You may be wondering why would a farm would want water piped to it, rather than using a well? It has to do with oil development in the early ’50s. Well water around these parts, has never been what you would call tasty. There is a lot of mineral in the water, due to the limestone ridge that runs though the area. Around 1950, they found oil in the area. Specifically on the 160 acres this farm was part of. They had some of the first oil wells in this part of Kansas, on this place. Getting oil out of the ground was not easy. What they did was pump a brine of salt water into the hole to pressurize the oil out of the ground. And what that did was dribble into the aquifer, from which the citizens of the area were drawing their water. A cause and effect kinda deal, that had lasting consequences.
When we got this place, you could see that it had 2 wells and a shallow hole with rusty shovels lying next to it. Both wells were capped, and when I asked why, the former owners said the wells were salty. I tried asking them about the hole in the pasture and the rusty shovels, and they didn’t want to talk about it. So, the upshot is, we are dependent on other people for our water.
Normally, this isn’t a problem, unless you are one of those rugged individualists who thinks dependency is sin. I feel your pain, brother. In the nine years we have lived here, we have always had water. Sure, there was that time, March of ’09, when the ice storm knocked out power to the north half of the county. We had reduced flow and a bit murky to boot, but we were in disaster mode and expected such things.
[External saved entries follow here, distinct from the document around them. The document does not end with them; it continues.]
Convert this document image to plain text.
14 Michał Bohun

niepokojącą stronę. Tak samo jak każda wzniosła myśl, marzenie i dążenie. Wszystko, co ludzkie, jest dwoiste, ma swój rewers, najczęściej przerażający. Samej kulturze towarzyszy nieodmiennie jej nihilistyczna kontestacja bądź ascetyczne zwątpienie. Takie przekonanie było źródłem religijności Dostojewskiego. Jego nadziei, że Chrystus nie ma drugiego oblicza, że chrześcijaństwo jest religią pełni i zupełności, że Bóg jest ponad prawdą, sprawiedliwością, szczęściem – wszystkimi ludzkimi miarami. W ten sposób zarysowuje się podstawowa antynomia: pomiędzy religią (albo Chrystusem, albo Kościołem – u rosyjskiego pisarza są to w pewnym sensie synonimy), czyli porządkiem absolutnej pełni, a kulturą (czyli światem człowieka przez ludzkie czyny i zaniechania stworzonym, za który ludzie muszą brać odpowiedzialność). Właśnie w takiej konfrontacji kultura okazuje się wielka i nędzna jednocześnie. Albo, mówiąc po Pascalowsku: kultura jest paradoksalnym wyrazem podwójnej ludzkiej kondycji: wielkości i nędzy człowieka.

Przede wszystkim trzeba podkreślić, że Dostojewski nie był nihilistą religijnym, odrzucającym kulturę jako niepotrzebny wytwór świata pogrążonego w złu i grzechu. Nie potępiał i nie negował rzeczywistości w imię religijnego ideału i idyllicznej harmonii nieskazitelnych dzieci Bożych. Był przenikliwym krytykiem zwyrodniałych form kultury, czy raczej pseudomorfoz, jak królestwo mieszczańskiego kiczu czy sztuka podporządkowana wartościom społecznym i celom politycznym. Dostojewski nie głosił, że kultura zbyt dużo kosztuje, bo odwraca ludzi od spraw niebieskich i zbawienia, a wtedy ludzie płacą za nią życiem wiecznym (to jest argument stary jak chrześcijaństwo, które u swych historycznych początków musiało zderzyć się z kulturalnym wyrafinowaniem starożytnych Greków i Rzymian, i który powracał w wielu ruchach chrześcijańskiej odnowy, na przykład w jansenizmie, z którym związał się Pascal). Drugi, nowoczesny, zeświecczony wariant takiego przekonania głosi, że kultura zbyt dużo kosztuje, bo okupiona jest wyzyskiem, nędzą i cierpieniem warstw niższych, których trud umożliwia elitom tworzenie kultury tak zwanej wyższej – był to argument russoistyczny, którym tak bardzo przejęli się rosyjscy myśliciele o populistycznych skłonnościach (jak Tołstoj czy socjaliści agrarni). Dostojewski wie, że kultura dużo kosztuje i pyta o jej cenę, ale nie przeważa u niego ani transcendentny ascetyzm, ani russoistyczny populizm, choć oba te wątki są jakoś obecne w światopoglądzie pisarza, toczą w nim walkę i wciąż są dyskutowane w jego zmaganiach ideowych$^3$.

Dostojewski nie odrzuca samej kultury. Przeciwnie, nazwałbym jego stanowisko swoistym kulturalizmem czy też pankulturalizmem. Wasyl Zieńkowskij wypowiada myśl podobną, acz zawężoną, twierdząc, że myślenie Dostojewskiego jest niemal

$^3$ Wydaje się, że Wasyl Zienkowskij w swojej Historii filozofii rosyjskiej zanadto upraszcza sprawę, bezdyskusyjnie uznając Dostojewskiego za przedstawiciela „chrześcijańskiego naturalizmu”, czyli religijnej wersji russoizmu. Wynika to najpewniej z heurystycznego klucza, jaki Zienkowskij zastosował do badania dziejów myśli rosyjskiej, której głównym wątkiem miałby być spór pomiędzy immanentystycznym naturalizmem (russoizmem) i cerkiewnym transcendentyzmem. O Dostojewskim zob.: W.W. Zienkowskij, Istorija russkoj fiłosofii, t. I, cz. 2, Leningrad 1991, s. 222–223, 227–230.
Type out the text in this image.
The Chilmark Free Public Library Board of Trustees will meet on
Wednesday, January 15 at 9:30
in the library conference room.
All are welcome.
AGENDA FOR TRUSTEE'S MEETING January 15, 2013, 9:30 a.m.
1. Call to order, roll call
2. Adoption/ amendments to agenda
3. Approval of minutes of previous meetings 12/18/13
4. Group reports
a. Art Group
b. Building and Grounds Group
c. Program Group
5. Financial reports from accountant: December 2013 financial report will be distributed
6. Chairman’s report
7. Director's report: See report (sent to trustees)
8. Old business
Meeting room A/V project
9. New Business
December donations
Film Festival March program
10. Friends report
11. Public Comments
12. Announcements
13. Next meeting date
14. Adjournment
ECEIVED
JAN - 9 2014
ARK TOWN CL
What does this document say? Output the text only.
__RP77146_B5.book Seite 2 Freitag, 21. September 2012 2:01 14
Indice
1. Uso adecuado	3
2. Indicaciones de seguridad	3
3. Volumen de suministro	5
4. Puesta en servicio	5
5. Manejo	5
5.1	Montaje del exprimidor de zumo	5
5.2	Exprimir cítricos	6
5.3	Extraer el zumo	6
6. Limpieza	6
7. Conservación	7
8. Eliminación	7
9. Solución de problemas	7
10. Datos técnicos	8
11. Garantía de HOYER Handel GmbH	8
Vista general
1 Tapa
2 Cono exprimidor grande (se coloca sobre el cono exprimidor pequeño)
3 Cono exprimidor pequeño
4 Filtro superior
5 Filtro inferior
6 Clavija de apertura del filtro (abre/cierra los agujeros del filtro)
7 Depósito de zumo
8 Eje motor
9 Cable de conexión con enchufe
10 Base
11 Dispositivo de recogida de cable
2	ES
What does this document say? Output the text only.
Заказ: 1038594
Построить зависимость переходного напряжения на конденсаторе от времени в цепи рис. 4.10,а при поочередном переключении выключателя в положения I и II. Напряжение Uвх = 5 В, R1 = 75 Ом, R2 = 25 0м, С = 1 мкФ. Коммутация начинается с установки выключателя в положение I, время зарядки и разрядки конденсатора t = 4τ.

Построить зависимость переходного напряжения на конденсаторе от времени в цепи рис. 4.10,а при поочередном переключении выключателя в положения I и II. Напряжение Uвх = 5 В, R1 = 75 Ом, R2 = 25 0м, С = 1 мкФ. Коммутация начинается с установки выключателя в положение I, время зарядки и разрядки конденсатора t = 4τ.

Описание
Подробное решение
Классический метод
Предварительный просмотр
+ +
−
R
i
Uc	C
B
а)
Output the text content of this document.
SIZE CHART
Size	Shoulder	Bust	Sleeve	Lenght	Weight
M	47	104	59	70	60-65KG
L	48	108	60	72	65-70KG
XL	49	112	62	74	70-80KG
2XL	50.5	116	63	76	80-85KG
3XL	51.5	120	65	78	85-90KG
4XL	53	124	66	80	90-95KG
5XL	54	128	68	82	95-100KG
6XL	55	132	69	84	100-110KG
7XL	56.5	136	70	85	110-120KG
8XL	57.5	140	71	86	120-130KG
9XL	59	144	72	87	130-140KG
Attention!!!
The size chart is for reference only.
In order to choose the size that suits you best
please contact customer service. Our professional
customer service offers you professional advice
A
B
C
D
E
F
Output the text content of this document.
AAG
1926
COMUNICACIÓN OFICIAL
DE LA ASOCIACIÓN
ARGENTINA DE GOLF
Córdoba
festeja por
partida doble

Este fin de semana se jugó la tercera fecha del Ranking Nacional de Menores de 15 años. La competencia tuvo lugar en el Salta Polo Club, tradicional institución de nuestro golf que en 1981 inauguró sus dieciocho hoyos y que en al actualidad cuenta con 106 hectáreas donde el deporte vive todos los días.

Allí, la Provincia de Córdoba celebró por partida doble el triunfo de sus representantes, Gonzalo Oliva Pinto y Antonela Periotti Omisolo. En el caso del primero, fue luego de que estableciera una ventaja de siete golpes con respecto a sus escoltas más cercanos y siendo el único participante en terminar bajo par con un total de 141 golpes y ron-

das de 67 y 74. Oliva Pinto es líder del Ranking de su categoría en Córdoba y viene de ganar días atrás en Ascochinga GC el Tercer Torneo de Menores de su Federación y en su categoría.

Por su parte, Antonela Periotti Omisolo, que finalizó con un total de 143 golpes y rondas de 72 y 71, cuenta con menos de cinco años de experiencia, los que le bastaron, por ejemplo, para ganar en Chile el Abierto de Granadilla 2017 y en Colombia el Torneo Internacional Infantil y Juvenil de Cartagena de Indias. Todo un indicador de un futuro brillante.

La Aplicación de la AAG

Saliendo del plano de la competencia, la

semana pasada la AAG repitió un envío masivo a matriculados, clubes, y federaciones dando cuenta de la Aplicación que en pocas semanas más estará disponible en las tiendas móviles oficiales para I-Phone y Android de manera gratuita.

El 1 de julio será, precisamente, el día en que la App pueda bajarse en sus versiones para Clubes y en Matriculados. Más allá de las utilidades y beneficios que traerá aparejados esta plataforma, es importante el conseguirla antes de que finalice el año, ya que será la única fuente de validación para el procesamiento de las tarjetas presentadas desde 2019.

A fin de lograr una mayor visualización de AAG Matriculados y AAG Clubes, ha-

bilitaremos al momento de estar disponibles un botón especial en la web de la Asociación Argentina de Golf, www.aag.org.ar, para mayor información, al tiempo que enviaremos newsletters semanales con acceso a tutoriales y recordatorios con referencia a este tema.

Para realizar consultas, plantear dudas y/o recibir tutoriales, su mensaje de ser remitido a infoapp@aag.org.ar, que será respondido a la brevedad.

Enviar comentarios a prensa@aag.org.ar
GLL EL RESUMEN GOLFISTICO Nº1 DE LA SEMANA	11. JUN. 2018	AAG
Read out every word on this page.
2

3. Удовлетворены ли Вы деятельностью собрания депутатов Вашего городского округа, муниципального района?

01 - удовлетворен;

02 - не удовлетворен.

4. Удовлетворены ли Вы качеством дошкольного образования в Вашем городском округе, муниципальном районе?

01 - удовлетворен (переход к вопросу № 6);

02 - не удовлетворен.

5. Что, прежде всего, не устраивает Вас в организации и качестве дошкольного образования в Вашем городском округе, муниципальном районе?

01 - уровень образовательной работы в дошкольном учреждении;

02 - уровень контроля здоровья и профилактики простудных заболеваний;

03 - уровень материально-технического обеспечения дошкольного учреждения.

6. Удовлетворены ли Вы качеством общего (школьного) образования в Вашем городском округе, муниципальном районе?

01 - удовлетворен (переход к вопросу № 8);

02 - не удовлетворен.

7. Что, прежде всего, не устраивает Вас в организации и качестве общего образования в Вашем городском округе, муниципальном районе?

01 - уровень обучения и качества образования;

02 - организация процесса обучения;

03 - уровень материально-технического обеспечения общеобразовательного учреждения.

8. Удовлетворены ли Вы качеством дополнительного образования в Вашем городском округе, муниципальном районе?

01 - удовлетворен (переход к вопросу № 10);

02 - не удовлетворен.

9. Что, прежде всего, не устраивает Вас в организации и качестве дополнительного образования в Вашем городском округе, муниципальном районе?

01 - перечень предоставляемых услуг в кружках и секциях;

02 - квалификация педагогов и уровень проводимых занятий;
We just dipped into our “when the balloon goes up” supply and didn’t think nothing of it.
This time, it was a blue sky, balmy day sorta thing. What do you mean, the water has quit running? Um, did you pay the bill? The Mrs starts calling, gets an answering machine with “try this number for water problems.” Called that number, and got the same thing. Finally, got somebody to answer, who had not heard the water has stopped running. In fact, they were not sure who we were. “You mean you’re at the, what we used to call, Joe Smith property?” Uh, yeah, though you might want to change the name to the people that are actually paying the bill. “Uh, yeah, we probably should” he replied. He also said the only thing he could think of was somebody was boring out near Atlanta. That’s about 12 miles northeast of us. He said he would go check on it. About a half hour later, this being around 5PM, he calls back and sure enough, those bozos hit something of ours and he needed to get some parts and should be able to fix it tonight. He also mentioned that nobody else had called in yet with water problems. I figure a fair part of the township should be dry about now, and it had not ruffled anybody else’s feathers yet.
The wife announces that she is taking a day off if she can’t shower in the morning. We still had water in the stock tank, so I was not sure what she was so riled about. I go back to finishing my wiring job in the shop. About 7PM, I come into the house to wash up, and the water is back on, and all is well in the land of eternal wind. Blue sky disasters kinda shake your faith in society, but as the song says, a county boy can survive. Funny, they never mention the smell when singing about that kind of thing.